Sementara aku lebih memilih diam dan membiarkan anak mama sedang temu kangen dengan Mamanya.

"Nggak apa-apa, Rey. Mama kangen kamu juga mantu Mama," kekeh wanita itu seraya menatapku lekat-lekat. "Bagaimana, Ve? Sudah ada kabar bagus? Oh, ya. Mama hampir lupa. Ini Mama bawakan madu buat kalian berdua." Mama Reynand mengeluarkan sesuatu dari dalam tas yang berada dalam pangkuannya.

Kabar bagus apa? batinku heran. Seingatku, aku dan Reynand masih seminggu ini menikah.

"Apa ini, Ma?" Reynand terlihat kebingungan saat menerima dua buah botol dari tangan Mamanya. Aku juga tak kalah bingung dengan Reynand.

"Itu madu, Rey. Bagus untuk pasangan yang baru menikah. Kamu kan tahu kalau Mama sudah nggak sabar ingin menimang cucu... "

Ya, Tuhan... Apa aku sudah boleh pura-pura pingsan sekarang?

"Kata teman Mama, madu itu manjur lho... "

"Aku buatkan minum ya, Ma."

"Nggak usah, Ve. Mama nggak lama kok... "

Aku yang sudah terlanjur berdiri terpaksa meletakkan pantat kembali di atas sofa yang suhunya mulai meningkat. Upaya untuk menghindar dari wanita itu gagal total!

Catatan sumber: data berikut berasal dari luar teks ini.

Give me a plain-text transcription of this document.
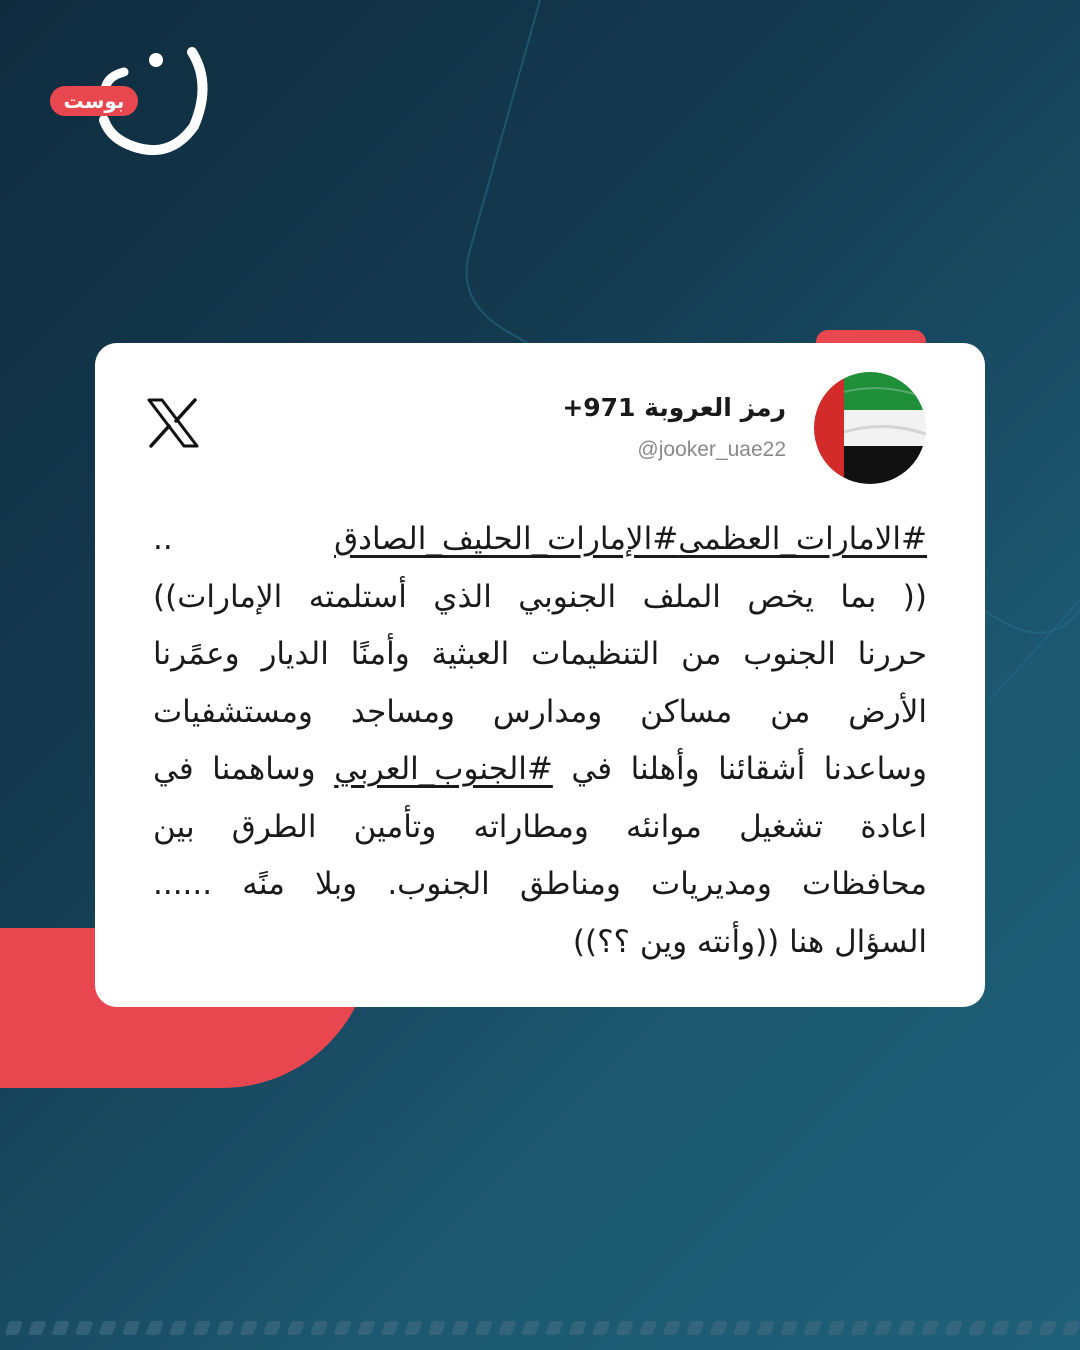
بوست
رمز العروبة 971+
@jooker_uae22
#الامارات_العظمى#الإمارات_الحليف_الصادق ..
(( بما يخص الملف الجنوبي الذي أستلمته الإمارات))
حررنا الجنوب من التنظيمات العبثية وأمنًا الديار وعمًرنا
الأرض من مساكن ومدارس ومساجد ومستشفيات
وساعدنا أشقائنا وأهلنا في #الجنوب_العربي وساهمنا في
اعادة تشغيل موانئه ومطاراته وتأمين الطرق بين
محافظات ومديريات ومناطق الجنوب. وبلا منًه ......
السؤال هنا ((وأنته وين ؟؟))
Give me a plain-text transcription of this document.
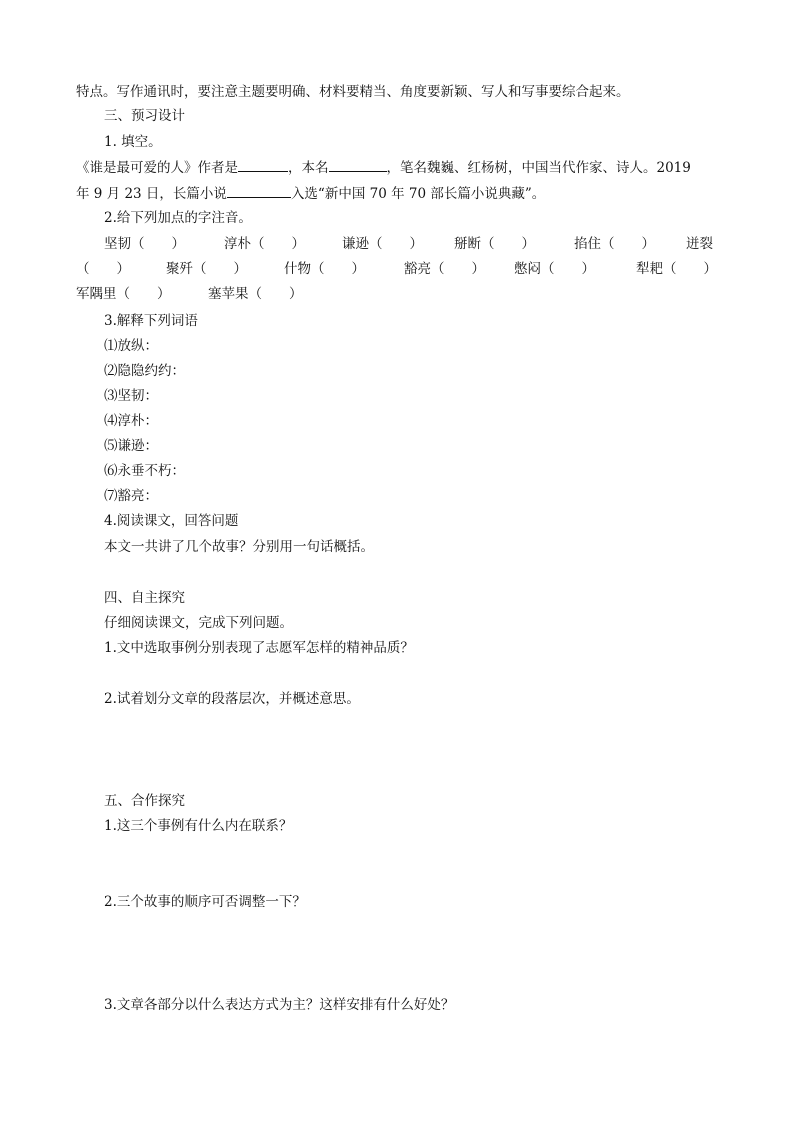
特点。写作通讯时，要注意主题要明确、材料要精当、角度要新颖、写人和写事要综合起来。
三、预习设计
1. 填空。
《谁是最可爱的人》作者是	，本名	，笔名魏巍、红杨树，中国当代作家、诗人。2019
年 9 月 23 日，长篇小说	入选“新中国 70 年 70 部长篇小说典藏”。
2.给下列加点的字注音。
坚韧（　　）	淳朴（　　）	谦逊（　　） 掰断（　　）	掐住（　　） 迸裂
（　　）	聚歼（　　）	什物（　　）	豁亮（　　） 憋闷（　　）	犁耙（　　）
军隅里（　　）	塞苹果（　　）
3.解释下列词语
⑴放纵：
⑵隐隐约约：
⑶坚韧：
⑷淳朴：
⑸谦逊：
⑹永垂不朽：
⑺豁亮：
4.阅读课文，回答问题
本文一共讲了几个故事？分别用一句话概括。
四、自主探究
仔细阅读课文，完成下列问题。
1.文中选取事例分别表现了志愿军怎样的精神品质？
2.试着划分文章的段落层次，并概述意思。
五、合作探究
1.这三个事例有什么内在联系？
2.三个故事的顺序可否调整一下？
3.文章各部分以什么表达方式为主？这样安排有什么好处？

"Kalau begitu Mama pulang dulu, ya. Takut kemalaman sampai di rumah." Mama Reynand bangkit dari atas sofa, bersiap angkat kaki dari rumah kami. Setidaknya aku bersyukur ia tidak berlama-lama di sini. "Kalian bisa melanjutkan kegiatan kalian lagi," ucap wanita itu seraya menepuk pundak Reynand cukup keras. Sembari mengerling genit pula. Alamak!

"Hati-hati di jalan, Ma."

"Oh, ya. Madunya jangan lupa diminum, ya. Sehari cukup satu sendok saja. Nanti kabari Mama kalau sudah ada kabar baik... "

Huft. Bawel!

Aku mengunci pintu kamar usai wanita itu pergi dari rumah kami. Teriakan Reynand tentang madu bagianku, tak kugubris. Mama dan anak sama saja!